Sonuçta, belediye başkanıyla, meclis çoğunluğunun farklı partilerde olması ‘Davul birinde, tokmak birinde’ olarak yorumlanıyor. Bunun en büyük sıkıntısını da yıllarca çeken Yılmaz Büyükerşen, yapılması gerekeni şöyle anlattı:
‘Mutlak surette Belediyeler Kanunu değişmeli. İlçe belediye başkanlıklarının kendi meclisleri var. Büyükşehirlerin ise var ama yok. İlçe belediyeleri kendi alanındaki halkın ihtiyaçlarını yürütüyor, Büyükşehir ise tüm şehrin ortak ihtiyaçlarını karşılıyor. Ana planları, alt yapıları o yapıyor. Yerleşkedeki bütün ihtiyaçları o karşılıyor. İlçe belediyelerinde alınan kararlar, büyükşehir belediye meclisinden geçmeden yürürlüğe girmiyor.
Halk, büyükşehir belediye başkanını seçiyor ama büyükşehir belediye meclisi için oy kullanamıyor. Büyükşehir meclisi için ayrı bir seçim yapılması gerekiyor. İlçe belediye başkanı ve meclis üyelerinin, ilçelerini de ilgilendiren kararlar alan büyükşehir meclisinde bulunması doğrudur. Ama onların dışında büyükşehir belediye meclisinin seçilmiş üyeleri de olmalı. Mecliste mimarlar odası, şehir plancıları, tabipler, ticaret, sanayi odası, sendikalar, kent konseyleri birliğinin kendileri tarafından seçilen temsilcileri de bulunmalı. Belediye meclisleri büyük olacak ama daha sağlıklı kararlar alacak.’
Meclis çoğunluğu olmamasına rağmen Eskişehir’de önemli projelere imza atan Yılmaz Büyükerşen, İstanbul ve Ankara’da da büyükşehir belediye meclislerinde CHP’nin çoğunluğu olmadığı için benzer sorunları yaşayabilecek olan Mansur Yavaş ve Ekrem İmamoğlu’na, şu önerilerde bulundu:
‘Belediye meclisinde çoğunlukta bulunan muhalefet partisi, partizanlık yapmazsa sorun yok. Ama iş yaptırmayan, getirilen faydalı projeleri gerekçe bile göstermeden sürekli reddeden bir anlayış içinde olurlarsa, başkanların yapması gereken işler var. Sağlam gerekçelerle konuyu hemen idare mahkemesine taşısınlar. Ama mahkemelerin de sağlam olması lazım. Çoğu kez mahkeme kararıyla meclisin kabul etmediği önemli projeleri uygulamaya koydum. Yararlı projeleri reddeden muhalefet partisi meclis üyelerinin isimlerini kamuoyuna açıklasınlar.

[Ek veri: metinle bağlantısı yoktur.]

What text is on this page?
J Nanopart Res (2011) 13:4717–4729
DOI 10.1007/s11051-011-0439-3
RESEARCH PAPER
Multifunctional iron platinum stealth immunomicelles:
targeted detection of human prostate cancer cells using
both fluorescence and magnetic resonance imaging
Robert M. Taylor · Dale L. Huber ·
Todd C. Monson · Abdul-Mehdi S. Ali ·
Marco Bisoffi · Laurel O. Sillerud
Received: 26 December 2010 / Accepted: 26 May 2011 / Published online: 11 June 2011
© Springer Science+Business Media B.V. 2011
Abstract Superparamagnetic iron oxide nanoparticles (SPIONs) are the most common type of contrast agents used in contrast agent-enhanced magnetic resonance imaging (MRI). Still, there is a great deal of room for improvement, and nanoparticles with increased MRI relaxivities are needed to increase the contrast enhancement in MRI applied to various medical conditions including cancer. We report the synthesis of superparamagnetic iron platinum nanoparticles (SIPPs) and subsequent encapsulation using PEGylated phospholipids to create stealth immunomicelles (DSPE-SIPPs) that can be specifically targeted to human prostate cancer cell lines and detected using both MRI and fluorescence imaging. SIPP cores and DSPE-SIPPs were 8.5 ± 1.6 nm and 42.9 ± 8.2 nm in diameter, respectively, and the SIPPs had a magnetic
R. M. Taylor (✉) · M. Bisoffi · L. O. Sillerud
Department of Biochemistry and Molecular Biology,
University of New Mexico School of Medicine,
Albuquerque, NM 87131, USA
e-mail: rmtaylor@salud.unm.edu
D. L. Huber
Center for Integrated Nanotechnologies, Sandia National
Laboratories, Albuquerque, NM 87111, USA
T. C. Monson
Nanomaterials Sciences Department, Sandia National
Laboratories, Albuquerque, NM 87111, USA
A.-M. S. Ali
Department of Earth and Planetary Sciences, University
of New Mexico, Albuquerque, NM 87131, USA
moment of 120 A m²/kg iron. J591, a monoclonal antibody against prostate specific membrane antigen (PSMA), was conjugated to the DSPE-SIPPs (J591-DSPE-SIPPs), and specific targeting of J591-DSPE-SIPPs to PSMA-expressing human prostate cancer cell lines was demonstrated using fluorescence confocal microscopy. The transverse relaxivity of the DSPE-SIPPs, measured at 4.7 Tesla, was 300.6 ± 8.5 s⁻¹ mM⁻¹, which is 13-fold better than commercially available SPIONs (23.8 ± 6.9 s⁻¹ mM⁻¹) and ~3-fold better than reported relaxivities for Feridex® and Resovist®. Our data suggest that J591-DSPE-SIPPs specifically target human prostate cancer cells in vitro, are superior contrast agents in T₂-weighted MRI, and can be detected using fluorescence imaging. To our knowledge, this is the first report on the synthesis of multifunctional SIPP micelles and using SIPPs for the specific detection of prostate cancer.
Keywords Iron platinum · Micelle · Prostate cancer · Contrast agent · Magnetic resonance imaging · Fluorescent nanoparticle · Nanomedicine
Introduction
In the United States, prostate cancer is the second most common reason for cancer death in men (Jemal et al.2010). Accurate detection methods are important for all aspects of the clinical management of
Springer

Böylece halkın onları denetlemeleri sağlanmış olur. Bunların düzelmesi için de belediye yasalarının düzeltilmesine de şiddetle ihtiyaç var.’
Yılmaz Büyükerşen, yılmadı, direndi, halka anlattı ve artık Eskişehir büyükşehir belediyesinde CHP 24 üye ile çoğunluğa geçti.”